Arte e verdade são dois conceitos tantas vezes mal tratados pelo discurso televisivo, manipulados pela necessidade de, em televisão, tentarmos sempre normalizar os pensamentos em direcção a um vector comum. É um problema, antes do mais, pedagógico e cultural que inviabiliza qualquer margem para afirmarmos a nossa diferença. A arte é sangue e a televisão, na maioria das vezes, é uma imitação barata, um circo de imagens aleatórias cuja abordagem mais próxima da verdade da arte se reduz, ora aos estereótipos banais das telenovelas, ora aos cabeçalhos escandalosos das revistas da moda devidamente comentadas. Será que os mais desatentos ainda não perceberam que é possível conhecer muito mais de Spielberg através de um filme seu, do que numa reportagem sensacionalista que constrói uma psicologia barata sobre a verdade que julga ver nas imagens? Mas também me parece importante explicitar que nada é tão linear como parece. A televisão pode ser arte, assim como o cinema é, tantas vezes, um discurso medíocre. A arte não depende do formato, mas sim do talento de partilharmos a nossa verdade com quem queira ouvir.

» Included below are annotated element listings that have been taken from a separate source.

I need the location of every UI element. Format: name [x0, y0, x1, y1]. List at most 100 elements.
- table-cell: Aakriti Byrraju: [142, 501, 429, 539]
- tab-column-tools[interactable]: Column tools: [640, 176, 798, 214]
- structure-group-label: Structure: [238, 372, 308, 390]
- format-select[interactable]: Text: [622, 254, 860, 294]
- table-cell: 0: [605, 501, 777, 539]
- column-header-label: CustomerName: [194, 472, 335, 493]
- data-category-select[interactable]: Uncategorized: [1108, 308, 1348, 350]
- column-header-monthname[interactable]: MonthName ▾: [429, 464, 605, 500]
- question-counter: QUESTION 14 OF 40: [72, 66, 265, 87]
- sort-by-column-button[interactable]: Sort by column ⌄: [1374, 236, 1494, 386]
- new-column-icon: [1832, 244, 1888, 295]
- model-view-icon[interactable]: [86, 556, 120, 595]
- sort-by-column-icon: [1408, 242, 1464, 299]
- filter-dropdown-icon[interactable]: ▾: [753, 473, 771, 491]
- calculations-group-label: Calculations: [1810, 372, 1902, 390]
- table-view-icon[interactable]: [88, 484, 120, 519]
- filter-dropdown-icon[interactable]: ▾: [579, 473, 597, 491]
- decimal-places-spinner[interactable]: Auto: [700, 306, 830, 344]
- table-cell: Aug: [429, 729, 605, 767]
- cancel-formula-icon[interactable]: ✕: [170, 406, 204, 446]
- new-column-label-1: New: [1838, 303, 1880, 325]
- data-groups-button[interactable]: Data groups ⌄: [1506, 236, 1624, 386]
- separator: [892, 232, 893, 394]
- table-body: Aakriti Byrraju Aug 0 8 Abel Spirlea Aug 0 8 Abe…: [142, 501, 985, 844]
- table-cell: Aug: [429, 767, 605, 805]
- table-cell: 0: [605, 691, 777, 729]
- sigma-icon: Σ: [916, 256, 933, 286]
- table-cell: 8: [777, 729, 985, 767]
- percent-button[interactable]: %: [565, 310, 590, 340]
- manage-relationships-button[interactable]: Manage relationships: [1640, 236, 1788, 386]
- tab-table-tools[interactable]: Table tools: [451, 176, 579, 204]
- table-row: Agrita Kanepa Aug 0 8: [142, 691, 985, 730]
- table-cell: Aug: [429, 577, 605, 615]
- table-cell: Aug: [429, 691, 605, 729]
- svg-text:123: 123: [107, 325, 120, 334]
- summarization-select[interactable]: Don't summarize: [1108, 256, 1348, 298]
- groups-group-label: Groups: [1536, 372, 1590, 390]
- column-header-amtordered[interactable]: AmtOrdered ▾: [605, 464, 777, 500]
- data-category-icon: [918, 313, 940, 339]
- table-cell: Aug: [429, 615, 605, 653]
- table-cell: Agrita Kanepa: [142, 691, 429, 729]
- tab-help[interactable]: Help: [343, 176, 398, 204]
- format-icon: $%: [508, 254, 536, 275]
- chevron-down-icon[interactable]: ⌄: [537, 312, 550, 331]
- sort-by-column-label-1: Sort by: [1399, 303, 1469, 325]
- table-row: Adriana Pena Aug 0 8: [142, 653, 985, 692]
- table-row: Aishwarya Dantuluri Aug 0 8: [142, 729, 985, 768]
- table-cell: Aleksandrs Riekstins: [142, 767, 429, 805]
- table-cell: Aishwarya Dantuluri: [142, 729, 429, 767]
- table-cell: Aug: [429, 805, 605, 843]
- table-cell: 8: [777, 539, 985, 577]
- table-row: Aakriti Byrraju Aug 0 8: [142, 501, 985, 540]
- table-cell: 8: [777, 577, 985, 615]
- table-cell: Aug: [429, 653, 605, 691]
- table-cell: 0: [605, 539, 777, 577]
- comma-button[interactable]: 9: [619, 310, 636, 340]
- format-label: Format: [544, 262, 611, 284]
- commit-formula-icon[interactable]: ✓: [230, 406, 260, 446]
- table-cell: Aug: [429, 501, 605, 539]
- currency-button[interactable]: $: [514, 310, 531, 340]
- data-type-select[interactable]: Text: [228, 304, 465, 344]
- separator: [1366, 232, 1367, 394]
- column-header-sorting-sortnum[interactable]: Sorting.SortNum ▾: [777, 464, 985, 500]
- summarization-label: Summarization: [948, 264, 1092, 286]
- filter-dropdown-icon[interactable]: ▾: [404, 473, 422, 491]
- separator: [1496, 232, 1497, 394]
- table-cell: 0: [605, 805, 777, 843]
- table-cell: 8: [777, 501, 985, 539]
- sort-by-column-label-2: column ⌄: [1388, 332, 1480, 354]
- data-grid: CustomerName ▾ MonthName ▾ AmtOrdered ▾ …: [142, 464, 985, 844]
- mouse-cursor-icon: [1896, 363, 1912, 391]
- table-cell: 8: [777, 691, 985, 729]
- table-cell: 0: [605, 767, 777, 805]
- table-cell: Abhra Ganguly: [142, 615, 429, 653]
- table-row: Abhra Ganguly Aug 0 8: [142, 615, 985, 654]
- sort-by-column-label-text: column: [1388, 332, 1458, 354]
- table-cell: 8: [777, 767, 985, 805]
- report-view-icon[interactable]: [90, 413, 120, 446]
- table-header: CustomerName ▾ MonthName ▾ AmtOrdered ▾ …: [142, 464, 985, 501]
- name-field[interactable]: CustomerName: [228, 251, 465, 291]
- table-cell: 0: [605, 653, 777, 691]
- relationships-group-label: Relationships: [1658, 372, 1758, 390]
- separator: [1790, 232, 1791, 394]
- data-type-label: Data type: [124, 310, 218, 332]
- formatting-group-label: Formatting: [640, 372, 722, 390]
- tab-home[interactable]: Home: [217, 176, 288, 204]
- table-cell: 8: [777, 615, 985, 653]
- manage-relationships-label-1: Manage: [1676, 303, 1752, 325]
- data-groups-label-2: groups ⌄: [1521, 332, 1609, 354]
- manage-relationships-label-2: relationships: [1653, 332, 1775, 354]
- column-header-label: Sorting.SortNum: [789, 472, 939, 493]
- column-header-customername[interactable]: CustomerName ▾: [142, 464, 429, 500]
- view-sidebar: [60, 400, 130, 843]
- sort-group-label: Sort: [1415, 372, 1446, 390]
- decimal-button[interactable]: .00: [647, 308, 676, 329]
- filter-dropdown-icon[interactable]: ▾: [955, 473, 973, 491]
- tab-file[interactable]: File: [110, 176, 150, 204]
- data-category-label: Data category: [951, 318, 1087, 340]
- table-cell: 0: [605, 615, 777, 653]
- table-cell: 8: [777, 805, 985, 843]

Pode parecer arrogante pensar que podemos definir a arte, um conceito já de si demasiado abstracto para encaixar numa definição. Neste texto tentei aproximar-me dessa abstracção, dentro da minha sensibilidade, sabendo, por curioso paradoxo, que não era possível criar uma definição concreta; apenas um conjunto de ideias vagas que ajudam a delimitar as fronteiras do conceito e, espero, orientam o meu pensamento e a minha sensibilidade quando ouço uma música, quando vejo um filme, ou simplesmente quando penso numa ideia. Em boa verdade, a arte existe também para isso: para nos ajudar a pensar e a reflectir sobre o que o artista escreveu no seu corpo. Porque, no limite, está a escrevê-lo, também, no nosso.